1) Grad student/post-doc/fellow
needs some sort of result to publish and move on. After years of presenting work that fails miserably, they suddenly have miraculous results 6 months before their intended graduation.
2) Overly ambitious students (often at top institutions) need a top paper to satisfy their ego and/or get the next position. They've been the best their whole life and have a gold-plated resume, but they spend 4-5
years on a project and the results are good, but not great. They could probably publish it in a mid-top tier field-specific journal (e.g.,
Microbiome, Biomaterials, Molecular Cell), but that won't signal them as a
top student. Their lab buddies are prepping submissions to
CNS, and their big name PI no longer cares about the project (or the student). This is the point where the line between biased analysis and outright data fabrication tends to blur. Effect sizes suddenly get larger after further analysis. Caliper measurements are grossly distorted between control and treatment groups. Control experiments appear out of thin air. Every experiment for the last 6 months of the degree perfectly supports the hypothesis, and by the time it starts falling apart, everyone involved is complicit enough that they just drop the project.

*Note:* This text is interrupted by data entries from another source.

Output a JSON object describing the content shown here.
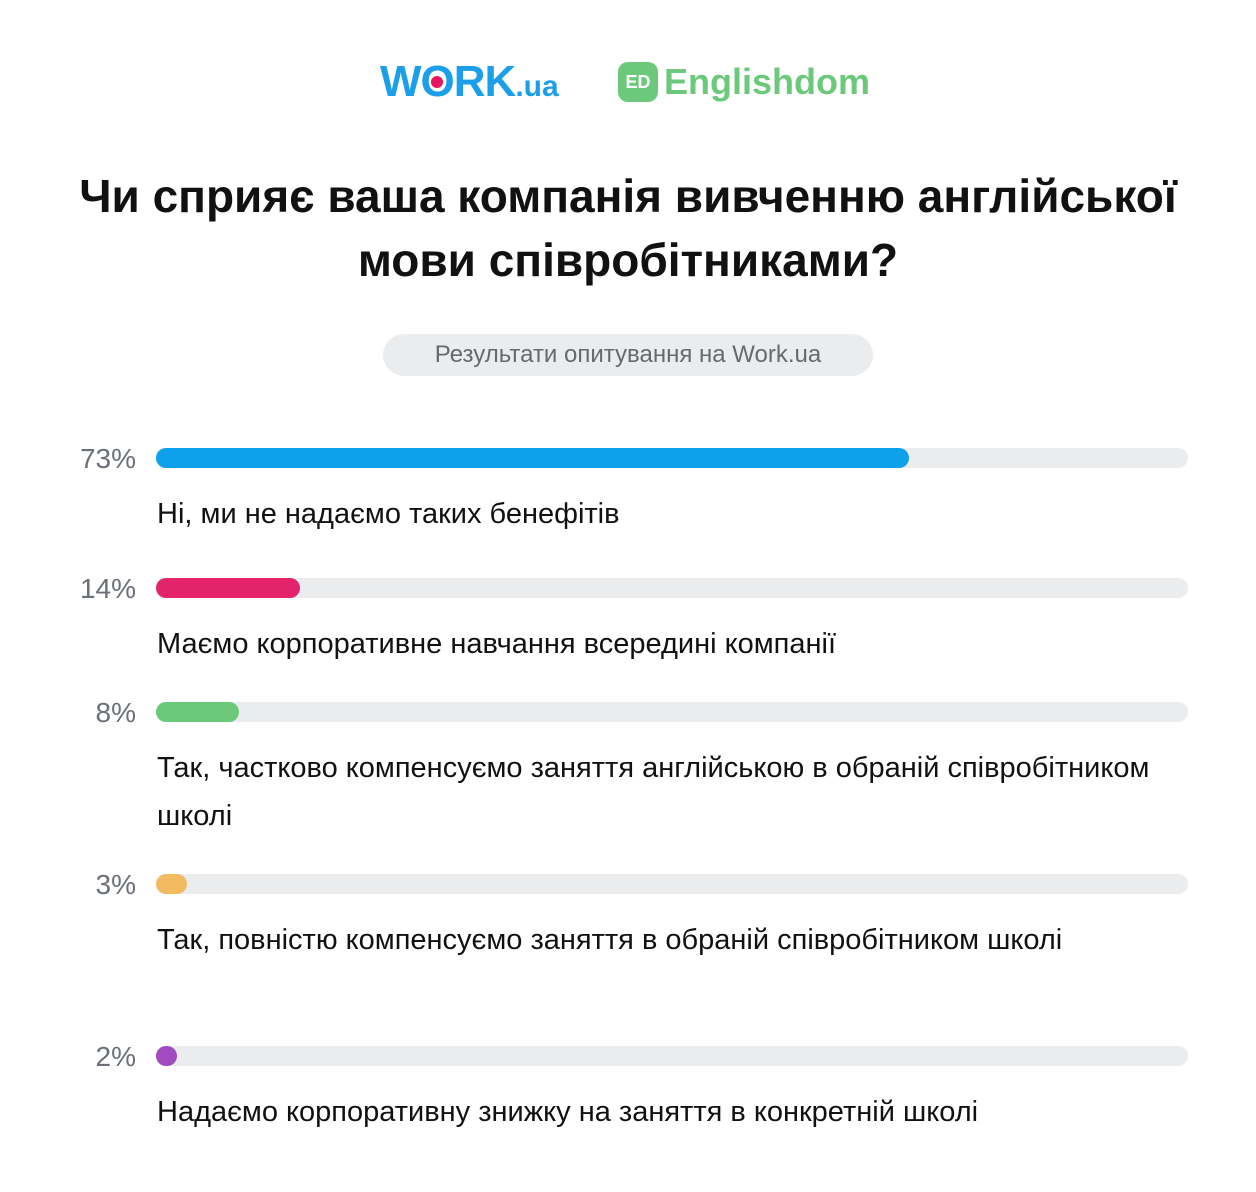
{
  "logos": {
    "work_main": "W",
    "work_rk": "RK",
    "work_ua": ".ua",
    "english_badge": "ED",
    "english_name": "Englishdom"
  },
  "title": "Чи сприяє ваша компанія вивченню англійської мови співробітниками?",
  "subtitle": "Результати опитування на Work.ua",
  "colors": {
    "work_blue": "#1a9fe8",
    "work_dot": "#e8175d",
    "englishdom_green": "#6cc87b",
    "track": "#ebecee"
  },
  "chart_data": {
    "type": "bar",
    "orientation": "horizontal",
    "xlim": [
      0,
      100
    ],
    "unit": "%",
    "categories": [
      "Ні, ми не надаємо таких бенефітів",
      "Маємо корпоративне навчання всередині компанії",
      "Так, частково компенсуємо заняття англійською в обраній співробітником школі",
      "Так, повністю компенсуємо заняття в обраній співробітником школі",
      "Надаємо корпоративну знижку на заняття в конкретній школі"
    ],
    "values": [
      73,
      14,
      8,
      3,
      2
    ],
    "value_labels": [
      "73%",
      "14%",
      "8%",
      "3%",
      "2%"
    ],
    "colors": [
      "#0ea0ea",
      "#e4246a",
      "#6cc87b",
      "#f2bb62",
      "#a04cc0"
    ]
  }
}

I'm not ashamed to admit that I've had some intrusive thoughts along the lines of situation #2. I think anyone in a PhD program, post-doc, or research fellowship probably butts up against either 1 or 2 at some point. Aside from general human decency, the biggest motivator for my going by the book has been a newfound indifference towards success in academia. I'm just not willing to potentially sacrifice my reputation for a
Nature paper when I can still become a successful physician (and probably wind up happier than the version of me that lands a Harvard professorship).